The genre has no shortage of content loaded to the brim with people staring ominously at things looming overhead, light beams sucking innocent victims to their mysterious fates, and bubble-headed extraterrestrials seeking to overthrow humanity, but Duffield knows that, and he expects you to know that, too. By taking pop culture’s familiarity with the various tropes and trappings of sci-fi and then deploying them in the order you’d expect, it might sound as if No One Will Save You is predictable given that it hits the beats you think it will in roughly the way you imagine it would.
Except, that couldn’t be further from the truth, creating an oxymoronically recognizable setup that becomes more and more unpredictable with each passing scene. There’s always a desire to showcase the stakes on a global level in films like this, with news footage or radio messages the preferred methodology of relaying to the viewer that the sh*t has hit the fan everywhere. Not in this case, however, with the entire tale restricted solely to not even Brynn’s hometown, but the radius of it in which she exists.

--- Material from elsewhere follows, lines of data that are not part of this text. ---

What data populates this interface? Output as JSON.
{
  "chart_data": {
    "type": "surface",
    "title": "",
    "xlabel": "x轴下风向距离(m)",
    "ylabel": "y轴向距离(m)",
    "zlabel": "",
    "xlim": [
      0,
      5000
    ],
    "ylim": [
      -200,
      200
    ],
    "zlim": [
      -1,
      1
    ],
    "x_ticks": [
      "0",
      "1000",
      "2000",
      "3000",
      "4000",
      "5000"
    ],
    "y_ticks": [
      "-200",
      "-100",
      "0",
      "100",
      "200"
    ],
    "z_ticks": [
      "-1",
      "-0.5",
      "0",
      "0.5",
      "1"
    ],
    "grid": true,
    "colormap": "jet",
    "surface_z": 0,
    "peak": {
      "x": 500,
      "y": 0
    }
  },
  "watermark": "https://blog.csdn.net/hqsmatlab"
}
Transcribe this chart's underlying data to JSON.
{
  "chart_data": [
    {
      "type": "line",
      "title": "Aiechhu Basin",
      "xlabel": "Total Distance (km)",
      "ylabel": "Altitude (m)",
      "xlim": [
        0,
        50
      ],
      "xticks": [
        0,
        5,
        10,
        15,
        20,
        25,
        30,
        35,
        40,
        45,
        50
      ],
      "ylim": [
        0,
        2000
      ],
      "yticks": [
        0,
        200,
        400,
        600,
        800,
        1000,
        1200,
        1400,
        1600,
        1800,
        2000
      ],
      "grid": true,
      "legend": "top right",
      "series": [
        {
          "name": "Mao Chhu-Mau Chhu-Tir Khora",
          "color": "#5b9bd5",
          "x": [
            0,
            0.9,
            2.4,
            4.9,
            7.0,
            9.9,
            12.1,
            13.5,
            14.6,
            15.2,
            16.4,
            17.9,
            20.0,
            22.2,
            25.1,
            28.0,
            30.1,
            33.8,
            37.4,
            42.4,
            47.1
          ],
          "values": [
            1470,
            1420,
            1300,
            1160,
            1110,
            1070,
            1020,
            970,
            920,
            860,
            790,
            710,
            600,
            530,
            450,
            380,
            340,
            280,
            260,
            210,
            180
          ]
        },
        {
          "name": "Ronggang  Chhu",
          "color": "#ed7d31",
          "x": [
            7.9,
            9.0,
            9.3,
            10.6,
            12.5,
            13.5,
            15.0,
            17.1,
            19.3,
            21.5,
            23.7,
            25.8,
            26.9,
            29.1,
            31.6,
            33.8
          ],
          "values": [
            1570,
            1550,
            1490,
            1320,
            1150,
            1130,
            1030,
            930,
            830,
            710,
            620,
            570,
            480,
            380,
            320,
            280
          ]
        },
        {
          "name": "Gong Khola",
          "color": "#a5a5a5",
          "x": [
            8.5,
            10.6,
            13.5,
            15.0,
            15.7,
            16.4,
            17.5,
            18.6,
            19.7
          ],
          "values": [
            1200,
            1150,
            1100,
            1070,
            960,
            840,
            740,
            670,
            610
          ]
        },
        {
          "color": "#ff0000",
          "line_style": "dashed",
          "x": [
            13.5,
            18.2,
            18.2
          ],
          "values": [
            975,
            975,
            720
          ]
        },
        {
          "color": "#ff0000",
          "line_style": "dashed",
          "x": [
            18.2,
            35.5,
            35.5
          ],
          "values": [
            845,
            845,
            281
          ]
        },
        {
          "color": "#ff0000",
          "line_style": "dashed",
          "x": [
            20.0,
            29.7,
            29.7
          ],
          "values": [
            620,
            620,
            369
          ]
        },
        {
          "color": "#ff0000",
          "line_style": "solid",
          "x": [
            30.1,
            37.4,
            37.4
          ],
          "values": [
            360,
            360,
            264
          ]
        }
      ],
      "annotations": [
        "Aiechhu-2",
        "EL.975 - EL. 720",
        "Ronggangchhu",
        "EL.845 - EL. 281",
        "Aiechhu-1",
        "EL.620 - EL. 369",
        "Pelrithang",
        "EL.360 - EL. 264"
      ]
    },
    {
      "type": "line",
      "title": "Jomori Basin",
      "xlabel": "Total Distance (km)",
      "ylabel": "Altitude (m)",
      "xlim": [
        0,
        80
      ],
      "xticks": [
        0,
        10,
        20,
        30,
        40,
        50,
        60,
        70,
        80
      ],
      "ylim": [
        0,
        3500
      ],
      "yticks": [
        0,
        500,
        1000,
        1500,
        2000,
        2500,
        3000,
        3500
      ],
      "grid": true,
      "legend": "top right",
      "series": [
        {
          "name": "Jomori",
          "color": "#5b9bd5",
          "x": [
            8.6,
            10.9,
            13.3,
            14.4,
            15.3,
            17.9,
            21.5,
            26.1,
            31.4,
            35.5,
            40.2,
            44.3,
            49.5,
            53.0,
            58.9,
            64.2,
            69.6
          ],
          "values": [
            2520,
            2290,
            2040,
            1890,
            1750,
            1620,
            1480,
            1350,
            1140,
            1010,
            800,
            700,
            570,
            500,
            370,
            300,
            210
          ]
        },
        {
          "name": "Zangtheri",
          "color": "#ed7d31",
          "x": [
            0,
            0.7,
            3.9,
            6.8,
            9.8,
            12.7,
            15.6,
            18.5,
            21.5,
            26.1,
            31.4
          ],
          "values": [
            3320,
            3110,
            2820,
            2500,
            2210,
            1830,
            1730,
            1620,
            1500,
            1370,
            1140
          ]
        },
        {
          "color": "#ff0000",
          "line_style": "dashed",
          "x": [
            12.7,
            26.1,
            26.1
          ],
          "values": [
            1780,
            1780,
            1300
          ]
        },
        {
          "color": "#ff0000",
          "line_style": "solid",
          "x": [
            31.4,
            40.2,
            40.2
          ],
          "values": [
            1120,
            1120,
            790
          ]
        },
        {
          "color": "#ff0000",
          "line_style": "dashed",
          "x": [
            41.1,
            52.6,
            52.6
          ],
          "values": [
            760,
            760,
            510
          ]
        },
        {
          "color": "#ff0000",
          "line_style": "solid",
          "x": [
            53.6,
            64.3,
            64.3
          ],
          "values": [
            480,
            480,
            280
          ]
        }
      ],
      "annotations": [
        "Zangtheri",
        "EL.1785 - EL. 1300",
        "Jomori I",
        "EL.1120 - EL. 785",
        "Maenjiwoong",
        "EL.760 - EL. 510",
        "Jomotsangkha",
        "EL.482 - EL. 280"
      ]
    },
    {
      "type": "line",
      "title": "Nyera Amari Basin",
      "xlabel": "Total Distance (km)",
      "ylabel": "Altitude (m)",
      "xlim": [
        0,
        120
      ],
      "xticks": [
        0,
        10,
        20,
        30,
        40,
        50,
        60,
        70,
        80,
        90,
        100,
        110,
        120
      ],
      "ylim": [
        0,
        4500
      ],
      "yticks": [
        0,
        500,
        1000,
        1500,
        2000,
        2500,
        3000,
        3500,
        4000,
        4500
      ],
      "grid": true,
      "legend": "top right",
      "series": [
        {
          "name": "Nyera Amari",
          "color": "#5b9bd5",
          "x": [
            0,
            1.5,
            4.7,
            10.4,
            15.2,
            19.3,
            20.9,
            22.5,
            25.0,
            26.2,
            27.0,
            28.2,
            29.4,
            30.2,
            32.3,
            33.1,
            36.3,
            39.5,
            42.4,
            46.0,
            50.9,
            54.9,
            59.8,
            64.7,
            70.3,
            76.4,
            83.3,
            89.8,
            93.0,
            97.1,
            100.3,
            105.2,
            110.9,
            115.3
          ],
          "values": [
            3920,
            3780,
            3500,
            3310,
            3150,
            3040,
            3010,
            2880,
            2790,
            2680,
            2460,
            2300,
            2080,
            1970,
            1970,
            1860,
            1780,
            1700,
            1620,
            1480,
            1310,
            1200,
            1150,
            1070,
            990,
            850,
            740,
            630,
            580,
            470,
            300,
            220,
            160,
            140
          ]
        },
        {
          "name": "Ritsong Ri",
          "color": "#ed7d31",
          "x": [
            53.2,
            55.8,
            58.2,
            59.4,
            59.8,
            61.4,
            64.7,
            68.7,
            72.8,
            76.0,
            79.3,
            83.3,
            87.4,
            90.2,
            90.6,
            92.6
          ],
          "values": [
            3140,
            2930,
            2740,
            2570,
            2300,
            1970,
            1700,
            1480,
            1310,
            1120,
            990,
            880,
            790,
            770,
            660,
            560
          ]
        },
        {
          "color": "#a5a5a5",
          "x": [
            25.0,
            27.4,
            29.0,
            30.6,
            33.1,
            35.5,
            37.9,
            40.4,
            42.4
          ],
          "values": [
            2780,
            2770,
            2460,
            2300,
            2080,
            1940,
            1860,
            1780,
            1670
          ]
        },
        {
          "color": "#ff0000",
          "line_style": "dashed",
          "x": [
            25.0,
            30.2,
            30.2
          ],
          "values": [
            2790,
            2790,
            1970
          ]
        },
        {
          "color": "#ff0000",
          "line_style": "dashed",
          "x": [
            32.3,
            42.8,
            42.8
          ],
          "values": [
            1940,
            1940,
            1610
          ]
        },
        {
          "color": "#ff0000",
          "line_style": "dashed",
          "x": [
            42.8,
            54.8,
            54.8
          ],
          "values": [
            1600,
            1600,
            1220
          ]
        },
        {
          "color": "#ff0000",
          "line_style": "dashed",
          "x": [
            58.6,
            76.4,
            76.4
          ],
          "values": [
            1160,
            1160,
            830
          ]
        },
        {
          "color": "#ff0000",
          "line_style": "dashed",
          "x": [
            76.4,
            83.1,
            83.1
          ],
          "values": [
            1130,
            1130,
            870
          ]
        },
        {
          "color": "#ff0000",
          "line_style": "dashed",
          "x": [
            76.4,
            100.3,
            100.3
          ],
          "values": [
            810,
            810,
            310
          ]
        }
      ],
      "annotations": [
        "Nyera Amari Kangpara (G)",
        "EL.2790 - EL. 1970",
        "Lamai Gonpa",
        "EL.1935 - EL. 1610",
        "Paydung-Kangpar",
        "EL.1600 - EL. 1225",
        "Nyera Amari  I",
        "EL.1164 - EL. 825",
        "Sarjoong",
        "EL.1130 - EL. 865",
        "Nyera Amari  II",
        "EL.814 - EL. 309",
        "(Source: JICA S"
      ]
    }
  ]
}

It would be easy to deliberately give the people what they want only to take it away and try something completely different, which makes it all the more impressive that Duffield has instead toed the line established by the last century of alien invasion stories, but somehow managed to create something undeniably distinctive to his style and sensibilities at the same time. Sure, No One Will Save You is about UFOs descending upon rural America and immediately setting about making a mark, but you’ve never seen it done quite like this before.
It’s remarkably simple in practice; a single-character narrative that deals with intergalactic interlopers from a ground-level perspective, something that’s definitely been done countless times before. And yet, No One Will Save You stands out among a crowded field for both the swings that it does take and the way it simultaneously acts as a love letter to its many forebears, all while putting its own definitive stamp on the proceedings.